Une étude menée aux USA en 2011 (LGBTQ Stats) montrait que près de la moitié de la communauté LGBTQIA+ s’identifiait comme bisexuel.
Pourtant, cela ne les empêche pas de subir des discriminations au sein même de ces communautés.
Iels peuvent être par exemple victimes de monosexisme (le fait de considérer comme supérieure l’attirance pour un seul sexe) lorsqu’iels sont en couple avec une personne du genre opposé, car iels bénéficieraient des privilèges des relations hétérosexuelles.
Cela peut également être l’une des raisons pour lesquelles seulement 27% des personnes bisexuelles seraient « ouvert·es » au fait de parler de leur orientation, contrairement aux personnes gays (77%) et aux personnes lesbiennes (71%).

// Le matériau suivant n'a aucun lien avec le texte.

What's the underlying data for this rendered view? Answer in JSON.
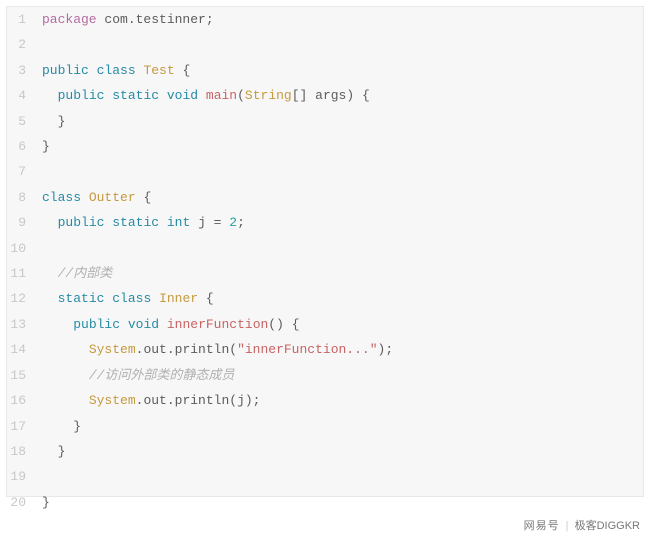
{
  "code": {
    "lines": [
      {
        "n": 1,
        "tokens": [
          [
            "kw",
            "package"
          ],
          [
            "pkg",
            " com.testinner;"
          ]
        ]
      },
      {
        "n": 2,
        "tokens": []
      },
      {
        "n": 3,
        "tokens": [
          [
            "kw2",
            "public"
          ],
          [
            "",
            " "
          ],
          [
            "kw2",
            "class"
          ],
          [
            "",
            " "
          ],
          [
            "cls",
            "Test"
          ],
          [
            "punc",
            " {"
          ]
        ]
      },
      {
        "n": 4,
        "tokens": [
          [
            "",
            "  "
          ],
          [
            "kw2",
            "public"
          ],
          [
            "",
            " "
          ],
          [
            "kw2",
            "static"
          ],
          [
            "",
            " "
          ],
          [
            "kw2",
            "void"
          ],
          [
            "",
            " "
          ],
          [
            "fn",
            "main"
          ],
          [
            "punc",
            "("
          ],
          [
            "cls",
            "String"
          ],
          [
            "punc",
            "[] args) {"
          ]
        ]
      },
      {
        "n": 5,
        "tokens": [
          [
            "punc",
            "  }"
          ]
        ]
      },
      {
        "n": 6,
        "tokens": [
          [
            "punc",
            "}"
          ]
        ]
      },
      {
        "n": 7,
        "tokens": []
      },
      {
        "n": 8,
        "tokens": [
          [
            "kw2",
            "class"
          ],
          [
            "",
            " "
          ],
          [
            "cls",
            "Outter"
          ],
          [
            "punc",
            " {"
          ]
        ]
      },
      {
        "n": 9,
        "tokens": [
          [
            "",
            "  "
          ],
          [
            "kw2",
            "public"
          ],
          [
            "",
            " "
          ],
          [
            "kw2",
            "static"
          ],
          [
            "",
            " "
          ],
          [
            "kw2",
            "int"
          ],
          [
            "",
            " j = "
          ],
          [
            "num",
            "2"
          ],
          [
            "punc",
            ";"
          ]
        ]
      },
      {
        "n": 10,
        "tokens": []
      },
      {
        "n": 11,
        "tokens": [
          [
            "",
            "  "
          ],
          [
            "cmt",
            "//内部类"
          ]
        ]
      },
      {
        "n": 12,
        "tokens": [
          [
            "",
            "  "
          ],
          [
            "kw2",
            "static"
          ],
          [
            "",
            " "
          ],
          [
            "kw2",
            "class"
          ],
          [
            "",
            " "
          ],
          [
            "cls",
            "Inner"
          ],
          [
            "punc",
            " {"
          ]
        ]
      },
      {
        "n": 13,
        "tokens": [
          [
            "",
            "    "
          ],
          [
            "kw2",
            "public"
          ],
          [
            "",
            " "
          ],
          [
            "kw2",
            "void"
          ],
          [
            "",
            " "
          ],
          [
            "fn",
            "innerFunction"
          ],
          [
            "punc",
            "() {"
          ]
        ]
      },
      {
        "n": 14,
        "tokens": [
          [
            "",
            "      "
          ],
          [
            "cls",
            "System"
          ],
          [
            "dot",
            "."
          ],
          [
            "",
            "out"
          ],
          [
            "dot",
            "."
          ],
          [
            "",
            "println("
          ],
          [
            "str",
            "\"innerFunction...\""
          ],
          [
            "punc",
            ");"
          ]
        ]
      },
      {
        "n": 15,
        "tokens": [
          [
            "",
            "      "
          ],
          [
            "cmt",
            "//访问外部类的静态成员"
          ]
        ]
      },
      {
        "n": 16,
        "tokens": [
          [
            "",
            "      "
          ],
          [
            "cls",
            "System"
          ],
          [
            "dot",
            "."
          ],
          [
            "",
            "out"
          ],
          [
            "dot",
            "."
          ],
          [
            "",
            "println(j);"
          ]
        ]
      },
      {
        "n": 17,
        "tokens": [
          [
            "punc",
            "    }"
          ]
        ]
      },
      {
        "n": 18,
        "tokens": [
          [
            "punc",
            "  }"
          ]
        ]
      },
      {
        "n": 19,
        "tokens": []
      },
      {
        "n": 20,
        "tokens": [
          [
            "punc",
            "}"
          ]
        ]
      }
    ]
  },
  "footer": {
    "brand": "网易号",
    "author": "极客DIGGKR"
  }
}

Du fait des stéréotypes leur conférant une « hypersexualité » les personnes bisexuelles seraient plus souvent victimes de violences sexuelles et de viols.
LGBTQ Stats relate une étude de 2013 qui expliquait que :
– 46% des femmes bisexuelles ont été victimes d’un viol (contre 13% pour les femmes lesbiennes et 17% pour les femmes hétérosexuelles).
– 61% des femmes bi et 37% des hommes bi ont expérimenté des violences sexuelles (43% pour les personnes lesbiennes et 26% pour les personnes gays).
Ce préjugé renforcerait également les violences médicales à leur égard, en présupposant qu’iels seraient plus porteuses de MST que les autres personnes LGBTQIA+.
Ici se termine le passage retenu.